WEAVE project “Common targetable biomarkers in canine hemangiosarcoma and human angiosarcoma”
Lead partner: UNG (Ario de Marco). Other partners: Dr. Hilde de Rooster (Ghent University, Belgium) and Dr. Antonio Cosma (Luxembourg Institute of Health)
Duration: Nov 2023 - Oct 2026
Topic:
The higher incidence of some malignancies in dogs can represent an invaluable option for studying rare pathologies in humans. Dogs represent an excellent translational model since they develop spontaneous tumors that share many clinical and epidemiologic features with human cancers, including histologic morphology, tumor genetics, molecular targets, biological behavior, and response to conventional therapies. In contrast to rodents bearing induced tumors that do not represent the structural and genetic complexity of spontaneous tumors, cancer in pet dogs develops naturally in the context of an intact immune system, which is characterized by tumor growth over long periods of time developing recurrence and metastasis to relevant distant sites.
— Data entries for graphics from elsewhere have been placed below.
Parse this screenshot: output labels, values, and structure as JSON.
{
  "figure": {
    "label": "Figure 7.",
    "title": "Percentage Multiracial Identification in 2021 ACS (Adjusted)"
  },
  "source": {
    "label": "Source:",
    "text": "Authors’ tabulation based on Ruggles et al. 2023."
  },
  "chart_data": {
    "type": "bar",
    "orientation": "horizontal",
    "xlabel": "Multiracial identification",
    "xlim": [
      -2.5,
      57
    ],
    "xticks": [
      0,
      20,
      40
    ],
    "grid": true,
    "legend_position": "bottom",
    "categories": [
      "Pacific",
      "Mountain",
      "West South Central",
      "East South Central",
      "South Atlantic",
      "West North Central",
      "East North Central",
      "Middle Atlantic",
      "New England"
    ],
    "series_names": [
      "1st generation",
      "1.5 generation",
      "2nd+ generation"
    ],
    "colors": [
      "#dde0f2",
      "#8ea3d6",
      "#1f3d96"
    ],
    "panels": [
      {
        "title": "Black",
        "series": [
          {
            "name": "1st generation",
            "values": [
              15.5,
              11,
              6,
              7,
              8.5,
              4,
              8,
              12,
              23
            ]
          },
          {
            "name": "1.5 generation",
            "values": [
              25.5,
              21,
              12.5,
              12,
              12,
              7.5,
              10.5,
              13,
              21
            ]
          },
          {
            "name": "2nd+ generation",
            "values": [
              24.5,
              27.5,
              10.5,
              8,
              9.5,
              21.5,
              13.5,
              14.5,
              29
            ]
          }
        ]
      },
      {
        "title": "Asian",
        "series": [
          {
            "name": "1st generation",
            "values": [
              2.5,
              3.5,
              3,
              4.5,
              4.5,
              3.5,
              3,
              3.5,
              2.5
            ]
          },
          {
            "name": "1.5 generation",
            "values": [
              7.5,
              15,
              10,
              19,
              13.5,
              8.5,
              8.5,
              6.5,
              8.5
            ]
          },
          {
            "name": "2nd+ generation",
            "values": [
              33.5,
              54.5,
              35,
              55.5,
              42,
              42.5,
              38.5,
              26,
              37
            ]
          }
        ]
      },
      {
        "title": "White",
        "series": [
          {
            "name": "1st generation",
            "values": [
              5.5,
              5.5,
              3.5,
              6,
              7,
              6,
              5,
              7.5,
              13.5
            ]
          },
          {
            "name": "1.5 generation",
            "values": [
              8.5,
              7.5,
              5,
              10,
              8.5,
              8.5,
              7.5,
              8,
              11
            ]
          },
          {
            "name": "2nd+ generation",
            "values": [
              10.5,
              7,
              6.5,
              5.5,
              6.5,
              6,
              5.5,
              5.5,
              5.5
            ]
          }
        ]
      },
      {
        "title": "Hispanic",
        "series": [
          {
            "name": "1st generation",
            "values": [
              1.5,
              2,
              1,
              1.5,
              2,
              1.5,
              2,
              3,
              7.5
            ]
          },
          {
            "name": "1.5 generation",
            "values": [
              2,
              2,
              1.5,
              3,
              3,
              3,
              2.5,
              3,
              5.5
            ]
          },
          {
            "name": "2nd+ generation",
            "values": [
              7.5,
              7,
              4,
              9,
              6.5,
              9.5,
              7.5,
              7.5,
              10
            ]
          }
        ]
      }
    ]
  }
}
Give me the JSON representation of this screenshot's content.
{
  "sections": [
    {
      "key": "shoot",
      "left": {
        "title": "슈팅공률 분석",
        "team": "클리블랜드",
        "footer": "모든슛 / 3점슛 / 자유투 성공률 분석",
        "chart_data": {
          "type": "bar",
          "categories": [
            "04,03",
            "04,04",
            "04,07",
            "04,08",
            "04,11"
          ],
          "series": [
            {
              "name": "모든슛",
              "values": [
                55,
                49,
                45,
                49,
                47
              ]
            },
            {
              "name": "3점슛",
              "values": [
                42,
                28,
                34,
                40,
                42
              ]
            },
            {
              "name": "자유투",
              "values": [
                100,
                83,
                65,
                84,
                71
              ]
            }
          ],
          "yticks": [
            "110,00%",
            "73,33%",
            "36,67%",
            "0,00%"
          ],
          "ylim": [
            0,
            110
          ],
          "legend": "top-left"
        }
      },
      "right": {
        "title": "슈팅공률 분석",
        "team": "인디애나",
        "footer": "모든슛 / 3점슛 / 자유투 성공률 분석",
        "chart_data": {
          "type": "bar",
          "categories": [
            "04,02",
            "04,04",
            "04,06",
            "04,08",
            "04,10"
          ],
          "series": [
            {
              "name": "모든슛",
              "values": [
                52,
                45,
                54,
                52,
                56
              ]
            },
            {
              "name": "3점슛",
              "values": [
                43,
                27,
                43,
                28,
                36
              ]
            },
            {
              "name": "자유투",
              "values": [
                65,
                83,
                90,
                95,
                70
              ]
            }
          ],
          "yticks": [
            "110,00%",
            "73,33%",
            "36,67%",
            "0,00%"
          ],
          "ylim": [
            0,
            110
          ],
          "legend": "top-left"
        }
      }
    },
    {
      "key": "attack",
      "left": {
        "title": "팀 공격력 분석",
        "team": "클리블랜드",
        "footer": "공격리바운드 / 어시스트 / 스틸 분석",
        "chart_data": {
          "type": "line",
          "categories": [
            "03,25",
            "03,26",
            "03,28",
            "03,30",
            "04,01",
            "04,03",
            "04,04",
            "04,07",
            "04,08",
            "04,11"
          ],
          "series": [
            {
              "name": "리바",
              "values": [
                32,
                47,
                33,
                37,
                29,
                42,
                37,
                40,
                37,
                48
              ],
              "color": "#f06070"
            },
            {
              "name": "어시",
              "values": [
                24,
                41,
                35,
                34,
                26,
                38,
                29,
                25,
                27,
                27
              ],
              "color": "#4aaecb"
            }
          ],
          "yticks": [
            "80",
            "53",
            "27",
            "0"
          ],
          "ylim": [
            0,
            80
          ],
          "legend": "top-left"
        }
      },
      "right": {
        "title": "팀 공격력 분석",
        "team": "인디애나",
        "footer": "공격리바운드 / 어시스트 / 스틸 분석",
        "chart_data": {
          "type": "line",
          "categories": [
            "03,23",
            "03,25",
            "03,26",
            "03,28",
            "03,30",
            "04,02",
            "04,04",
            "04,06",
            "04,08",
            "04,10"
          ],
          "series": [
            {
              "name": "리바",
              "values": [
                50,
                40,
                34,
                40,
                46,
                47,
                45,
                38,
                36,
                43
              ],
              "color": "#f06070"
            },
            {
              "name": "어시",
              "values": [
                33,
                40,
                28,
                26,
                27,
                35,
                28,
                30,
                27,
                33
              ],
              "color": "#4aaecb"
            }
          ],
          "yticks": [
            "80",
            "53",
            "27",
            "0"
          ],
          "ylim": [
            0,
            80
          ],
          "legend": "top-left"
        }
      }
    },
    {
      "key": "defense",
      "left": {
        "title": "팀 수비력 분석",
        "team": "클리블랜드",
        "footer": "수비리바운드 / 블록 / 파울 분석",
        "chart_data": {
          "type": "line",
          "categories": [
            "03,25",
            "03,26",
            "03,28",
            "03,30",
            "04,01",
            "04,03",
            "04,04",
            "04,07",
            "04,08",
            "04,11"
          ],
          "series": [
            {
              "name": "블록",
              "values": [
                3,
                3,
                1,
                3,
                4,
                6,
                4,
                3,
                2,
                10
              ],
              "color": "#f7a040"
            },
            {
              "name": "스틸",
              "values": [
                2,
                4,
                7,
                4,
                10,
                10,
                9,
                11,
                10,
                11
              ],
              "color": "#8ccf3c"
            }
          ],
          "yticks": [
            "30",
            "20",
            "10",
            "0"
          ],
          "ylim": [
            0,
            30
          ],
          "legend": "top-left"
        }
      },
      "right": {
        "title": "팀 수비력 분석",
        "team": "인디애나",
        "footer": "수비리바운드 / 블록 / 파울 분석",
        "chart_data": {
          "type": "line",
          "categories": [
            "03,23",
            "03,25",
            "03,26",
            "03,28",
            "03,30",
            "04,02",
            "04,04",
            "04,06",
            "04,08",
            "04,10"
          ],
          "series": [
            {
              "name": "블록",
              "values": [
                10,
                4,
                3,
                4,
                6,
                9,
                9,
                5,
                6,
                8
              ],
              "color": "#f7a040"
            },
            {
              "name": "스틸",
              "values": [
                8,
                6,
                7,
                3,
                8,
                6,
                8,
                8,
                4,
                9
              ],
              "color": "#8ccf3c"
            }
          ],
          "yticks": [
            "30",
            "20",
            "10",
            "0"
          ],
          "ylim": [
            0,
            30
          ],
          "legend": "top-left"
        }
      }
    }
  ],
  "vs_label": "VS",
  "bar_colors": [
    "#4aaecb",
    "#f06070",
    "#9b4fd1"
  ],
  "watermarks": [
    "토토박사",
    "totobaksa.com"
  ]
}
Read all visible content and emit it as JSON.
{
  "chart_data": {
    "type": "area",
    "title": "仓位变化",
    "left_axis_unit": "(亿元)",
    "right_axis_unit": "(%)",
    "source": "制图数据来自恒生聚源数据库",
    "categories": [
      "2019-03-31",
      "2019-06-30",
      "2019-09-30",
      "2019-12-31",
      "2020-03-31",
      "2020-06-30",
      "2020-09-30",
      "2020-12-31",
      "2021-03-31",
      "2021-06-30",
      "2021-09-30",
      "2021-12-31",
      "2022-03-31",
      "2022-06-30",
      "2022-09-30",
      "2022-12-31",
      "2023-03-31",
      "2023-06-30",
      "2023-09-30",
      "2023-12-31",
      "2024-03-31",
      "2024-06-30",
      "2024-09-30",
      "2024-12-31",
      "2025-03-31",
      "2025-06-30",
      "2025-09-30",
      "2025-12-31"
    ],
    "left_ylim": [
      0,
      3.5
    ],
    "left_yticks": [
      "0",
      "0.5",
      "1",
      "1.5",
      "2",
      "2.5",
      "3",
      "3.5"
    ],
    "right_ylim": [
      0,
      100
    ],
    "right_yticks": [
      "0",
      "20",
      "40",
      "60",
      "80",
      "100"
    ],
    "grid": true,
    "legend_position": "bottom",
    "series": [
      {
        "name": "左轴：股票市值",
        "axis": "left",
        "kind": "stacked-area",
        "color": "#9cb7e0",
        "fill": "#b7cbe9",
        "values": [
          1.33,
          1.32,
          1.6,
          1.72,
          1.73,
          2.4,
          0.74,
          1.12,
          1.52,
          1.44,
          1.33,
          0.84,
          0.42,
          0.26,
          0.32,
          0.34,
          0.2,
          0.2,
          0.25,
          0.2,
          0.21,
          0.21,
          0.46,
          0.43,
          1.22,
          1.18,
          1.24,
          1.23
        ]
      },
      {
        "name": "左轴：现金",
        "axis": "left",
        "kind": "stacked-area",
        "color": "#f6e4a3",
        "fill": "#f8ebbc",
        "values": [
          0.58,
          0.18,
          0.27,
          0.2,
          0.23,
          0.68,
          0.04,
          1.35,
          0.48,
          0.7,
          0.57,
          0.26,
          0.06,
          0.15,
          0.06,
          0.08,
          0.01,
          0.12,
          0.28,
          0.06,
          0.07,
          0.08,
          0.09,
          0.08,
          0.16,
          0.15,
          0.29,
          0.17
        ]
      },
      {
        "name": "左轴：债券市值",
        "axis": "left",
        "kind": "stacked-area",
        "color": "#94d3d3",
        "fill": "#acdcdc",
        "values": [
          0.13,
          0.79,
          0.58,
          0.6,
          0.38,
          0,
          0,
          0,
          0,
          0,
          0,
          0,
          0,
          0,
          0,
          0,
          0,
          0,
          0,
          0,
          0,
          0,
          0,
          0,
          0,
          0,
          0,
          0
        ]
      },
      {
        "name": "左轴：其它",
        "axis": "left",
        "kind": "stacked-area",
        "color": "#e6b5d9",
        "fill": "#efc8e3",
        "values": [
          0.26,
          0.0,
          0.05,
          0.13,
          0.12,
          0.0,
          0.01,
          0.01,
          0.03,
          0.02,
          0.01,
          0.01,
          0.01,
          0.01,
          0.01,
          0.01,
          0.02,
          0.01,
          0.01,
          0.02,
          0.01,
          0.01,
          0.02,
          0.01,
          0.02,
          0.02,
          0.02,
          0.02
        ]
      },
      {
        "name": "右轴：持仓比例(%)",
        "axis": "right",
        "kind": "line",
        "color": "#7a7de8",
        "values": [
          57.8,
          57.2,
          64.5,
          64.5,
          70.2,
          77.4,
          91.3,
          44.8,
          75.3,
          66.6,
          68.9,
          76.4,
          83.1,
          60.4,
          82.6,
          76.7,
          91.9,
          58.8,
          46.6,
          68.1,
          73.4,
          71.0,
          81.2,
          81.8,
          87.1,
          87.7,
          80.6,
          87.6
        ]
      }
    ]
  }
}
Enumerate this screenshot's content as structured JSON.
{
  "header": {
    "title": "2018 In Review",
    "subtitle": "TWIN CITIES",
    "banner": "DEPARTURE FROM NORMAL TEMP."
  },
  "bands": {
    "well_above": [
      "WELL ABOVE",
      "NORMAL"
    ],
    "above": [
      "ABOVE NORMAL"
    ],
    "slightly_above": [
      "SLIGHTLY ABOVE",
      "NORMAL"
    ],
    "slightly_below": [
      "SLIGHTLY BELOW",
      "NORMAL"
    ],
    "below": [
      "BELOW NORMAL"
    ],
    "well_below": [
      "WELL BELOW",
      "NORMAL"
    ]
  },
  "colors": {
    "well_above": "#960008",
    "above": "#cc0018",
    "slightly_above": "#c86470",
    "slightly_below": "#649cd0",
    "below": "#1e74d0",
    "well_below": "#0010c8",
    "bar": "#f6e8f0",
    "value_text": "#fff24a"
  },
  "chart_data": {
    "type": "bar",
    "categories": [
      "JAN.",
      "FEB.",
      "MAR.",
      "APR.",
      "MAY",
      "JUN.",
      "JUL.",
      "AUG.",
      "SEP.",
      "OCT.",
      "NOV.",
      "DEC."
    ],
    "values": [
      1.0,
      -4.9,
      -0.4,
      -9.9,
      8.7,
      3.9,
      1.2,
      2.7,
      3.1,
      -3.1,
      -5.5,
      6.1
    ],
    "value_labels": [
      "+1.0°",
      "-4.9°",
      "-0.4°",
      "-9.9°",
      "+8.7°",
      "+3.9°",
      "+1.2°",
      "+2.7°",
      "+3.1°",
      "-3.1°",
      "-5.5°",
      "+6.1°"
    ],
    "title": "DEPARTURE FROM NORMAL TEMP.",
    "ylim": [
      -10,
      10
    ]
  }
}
Angiosarcoma (AS) is a rare (1 case/1 million people, corresponding to roughly 1% of all yearly diagnosed sarcomas), genomically complex and aggressive vascular sarcoma. The limited availability of patients impaired the development of effective therapies and consequently, the survival rate is dramatically poor. Dogs spontaneously develop histologically similar neoplasia, hemangiosarcoma (HSA), that is relatively common representing 5-7% of all canine malignant tumors with an incidence that is significantly higher in breeds such as German shepherd and boxer. Both AS and HSA are considered to originate from hematopoietic endothelial progenitor cells. Despite the fact that AS is predominantly cutaneous in humans and HSA is visceral in the vast majority of dogs, metastasis are mostly localized in lungs and liver in both models and comparative genomic analyses confirmed strong similarities between AS and HSA as well as the high but convergent heterogeneity within and between patients of both species. At protein level, immune histochemical analyses of canine samples indicated the overexpression of CD31, VEGFR1, VEGFR2, VEGFR3, PDGFRA/B, MUC18, c-Kit and FGFR1 in at least part of the evaluated specimens and consequently such receptors could serve as HSA membrane, accessible markers. Data relative to AS cell surface targetable biomarkers are more limited in number but suggest overexpression of VEGF receptors as well as of c-Kit. It would be particularly useful to identify further surface biomarkers shared by AS and HSA cells to develop targeting strategies suitable for both species. The HSA prevalence and the prior knowledge justifies the interest for exploring HSA as a tractable model for studying human AS, developing drug- and immunotherapies as well as for testing experimental therapies in clinical trials.
This project general aim is to isolate a set of immunoreagents suitable for the characterization, diagnostics and, potentially, therapy of (splenic) HSA in dogs. They should target biomarkers exposed at the cell surface, allowing the selective targeting of the corresponding cells in tissues. Furthermore, they could serve as reagents for implementing similar diagnostic protocols in human AS. However, information and reagent transfer between HSA and AS will only be suitable and reliable if the similarity between the two biological systems is sufficiently high. Consequently, the conservation of epitopes between HSA and AS cells needs to be first be evaluated and, for accomplishing this task, we’ll exploit the large pool of anti-HSA reagents that will be recovered by panning ligand libraries against the tumor biomarkers to obtain a multidimensional profile of both HSA and AS exposed proteomes. The achievement of these objectives will be obtained by means of a multidisciplinary, collaborative team involving the complementary expertise of UNG (nanobody technology) and of two strategic partners, Hilde de Rooster at Ghent University (veterinary oncology surgery) and Antonio Cosma at the Luxembourg Institute of Health (flow and mass cytometry).